The FINANCIAL — According to Lilly, patients who were diabetic and diagnosed with acute coronary syndromes (ACS) were 40 percent less likely to suffer a heart attack if they were treated with prasugrel vs. clopidogrel, according to a sub-group analysis of the TRITON-TIMI 38 trial (8.2 percent vs. 13.2 percent, P<0.001).
In addition, according to this same analysis, the combined rate of cardiovascular death, non-fatal heart attack and non-fatal stroke was reduced by 30 percent in diabetes patients treated with prasugrel compared to those treated with clopidogrel (12.2 percent vs. 17.0 percent, P<0.001). In patients without diabetes, there was also improvement in outcomes with prasugrel, with the primary endpoint occurring in 9.2 percent of patients treated with prasugrel and 10.6 percent of patients treated with clopidogrel (P=0.02).
The diabetic sub-group analysis was presented today by Stephen Wiviott, M.D., Assistant Professor of Medicine at Harvard Medical School and investigator with the Thrombolysis in Myocardial Infarction (TIMI) Study Group, Brigham & Women's Hospital, Boston, USA, at the Congress of the European Society of Cardiology (ESC) in Munich, Germany. In addition, the manuscript was simultaneously published online in Circulation, the medical journal of the American Heart Association (AHA).
"The results observed from this sub-group analysis showed that antiplatelet therapy with prasugrel resulted in significantly greater reduction of cardiovascular events among patients with diabetes when compared to those who were treated with clopidogrel," said Wiviott.
The reduction of cardiovascular events was consistent across the sub-group of diabetes patients regardless of diabetic therapies (insulin versus no insulin). The study showed a significant relative risk reduction in the primary endpoint of cardiovascular death, non-fatal heart attack and non-fatal stroke with prasugrel, 37 percent for insulin treated and 26 percent (P=0.001) for non-insulin treated diabetics. There was also a significantly lower rate of stent thrombosis among diabetes patients treated with prasugrel, resulting in a 48 percent relative risk reduction in stent thrombosis compared with clopidogrel (3.6 percent vs. 2.0 percent, P=0.007).
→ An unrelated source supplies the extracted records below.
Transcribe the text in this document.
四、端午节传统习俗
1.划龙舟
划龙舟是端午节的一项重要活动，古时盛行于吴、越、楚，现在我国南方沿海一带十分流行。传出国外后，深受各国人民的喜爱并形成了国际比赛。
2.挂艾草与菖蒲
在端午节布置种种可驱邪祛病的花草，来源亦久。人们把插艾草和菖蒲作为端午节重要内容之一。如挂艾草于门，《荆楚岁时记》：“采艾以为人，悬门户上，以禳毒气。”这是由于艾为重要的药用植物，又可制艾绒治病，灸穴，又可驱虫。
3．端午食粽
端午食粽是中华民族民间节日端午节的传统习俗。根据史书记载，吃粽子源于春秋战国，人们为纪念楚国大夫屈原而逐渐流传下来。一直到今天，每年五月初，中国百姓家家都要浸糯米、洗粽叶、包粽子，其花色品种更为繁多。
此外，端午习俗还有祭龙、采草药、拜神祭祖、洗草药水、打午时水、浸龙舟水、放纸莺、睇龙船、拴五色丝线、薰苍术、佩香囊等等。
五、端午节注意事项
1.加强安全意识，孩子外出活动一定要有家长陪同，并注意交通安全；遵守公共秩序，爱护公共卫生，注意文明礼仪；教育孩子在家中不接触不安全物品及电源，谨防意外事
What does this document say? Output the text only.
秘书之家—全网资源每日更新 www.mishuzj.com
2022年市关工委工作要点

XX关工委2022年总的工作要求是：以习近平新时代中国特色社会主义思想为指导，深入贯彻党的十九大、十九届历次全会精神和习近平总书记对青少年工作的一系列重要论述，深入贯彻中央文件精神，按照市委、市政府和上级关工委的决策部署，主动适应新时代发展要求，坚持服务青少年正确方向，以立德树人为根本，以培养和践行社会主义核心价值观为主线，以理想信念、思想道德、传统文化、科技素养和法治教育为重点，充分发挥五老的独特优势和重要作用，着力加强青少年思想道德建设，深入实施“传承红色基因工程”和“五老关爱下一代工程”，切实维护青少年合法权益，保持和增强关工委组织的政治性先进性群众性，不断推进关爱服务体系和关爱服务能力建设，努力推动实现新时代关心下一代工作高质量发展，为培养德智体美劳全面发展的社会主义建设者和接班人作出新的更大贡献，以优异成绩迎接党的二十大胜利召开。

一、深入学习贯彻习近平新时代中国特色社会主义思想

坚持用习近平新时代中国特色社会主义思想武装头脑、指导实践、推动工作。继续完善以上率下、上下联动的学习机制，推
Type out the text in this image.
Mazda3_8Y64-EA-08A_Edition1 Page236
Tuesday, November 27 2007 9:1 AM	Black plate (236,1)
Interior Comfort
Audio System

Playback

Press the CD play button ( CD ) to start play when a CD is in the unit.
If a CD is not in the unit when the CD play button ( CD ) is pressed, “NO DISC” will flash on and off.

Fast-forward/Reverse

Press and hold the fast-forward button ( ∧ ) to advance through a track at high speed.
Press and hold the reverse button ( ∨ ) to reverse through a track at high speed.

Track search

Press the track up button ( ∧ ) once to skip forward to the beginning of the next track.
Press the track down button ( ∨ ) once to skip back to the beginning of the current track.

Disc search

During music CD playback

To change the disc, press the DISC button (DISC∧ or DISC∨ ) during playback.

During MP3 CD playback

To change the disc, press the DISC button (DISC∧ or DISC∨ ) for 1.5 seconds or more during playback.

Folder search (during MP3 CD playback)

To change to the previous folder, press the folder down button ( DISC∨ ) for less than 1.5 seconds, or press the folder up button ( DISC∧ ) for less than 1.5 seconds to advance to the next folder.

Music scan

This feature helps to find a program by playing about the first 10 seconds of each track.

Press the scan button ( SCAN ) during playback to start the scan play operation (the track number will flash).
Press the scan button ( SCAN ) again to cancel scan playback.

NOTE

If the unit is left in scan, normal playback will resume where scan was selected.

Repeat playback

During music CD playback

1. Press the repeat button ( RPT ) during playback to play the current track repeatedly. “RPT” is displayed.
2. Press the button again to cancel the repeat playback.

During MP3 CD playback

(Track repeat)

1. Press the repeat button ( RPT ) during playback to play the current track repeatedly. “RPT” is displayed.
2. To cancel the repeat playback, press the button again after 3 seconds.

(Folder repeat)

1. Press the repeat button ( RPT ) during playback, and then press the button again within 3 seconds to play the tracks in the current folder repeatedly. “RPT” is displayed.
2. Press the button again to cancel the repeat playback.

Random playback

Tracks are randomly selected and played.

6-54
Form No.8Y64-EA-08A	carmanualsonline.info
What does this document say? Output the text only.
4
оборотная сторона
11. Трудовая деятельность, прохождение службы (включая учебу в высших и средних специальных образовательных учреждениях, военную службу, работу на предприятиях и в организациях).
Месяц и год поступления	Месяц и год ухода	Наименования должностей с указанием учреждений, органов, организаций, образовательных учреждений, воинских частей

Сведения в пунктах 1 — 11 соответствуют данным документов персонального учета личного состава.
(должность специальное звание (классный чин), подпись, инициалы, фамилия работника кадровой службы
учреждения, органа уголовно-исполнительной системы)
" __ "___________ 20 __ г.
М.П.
"These findings are interesting in view of previous studies that showed higher levels of platelet aggregation in insulin-treated diabetes patients after dual antiplatelet therapy compared to diabetes patients not treated with insulin," said Dr. Wiviott.
The main TRITON-TIMI 38 clinical trial, previously published in the New England Journal of Medicine in November 2007 (Vol. 357, No. 20), compared prasugrel with clopidogrel in patients with ACS undergoing percutaneous coronary intervention (PCI). In the primary analysis of the trial, prasugrel reduced the risk of the composite endpoint of cardiovascular death, heart attack or stroke by 19 percent, with an increased risk of major bleeding compared with clopidogrel (2.4 percent vs. 1.8 percent).
In this sub analysis, the rates of major bleeding events were similar for prasugrel (2.5 percent) and clopidogrel (2.6 percent) among patients with diabetes, regardless of diabetes therapies (insulin versus no insulin).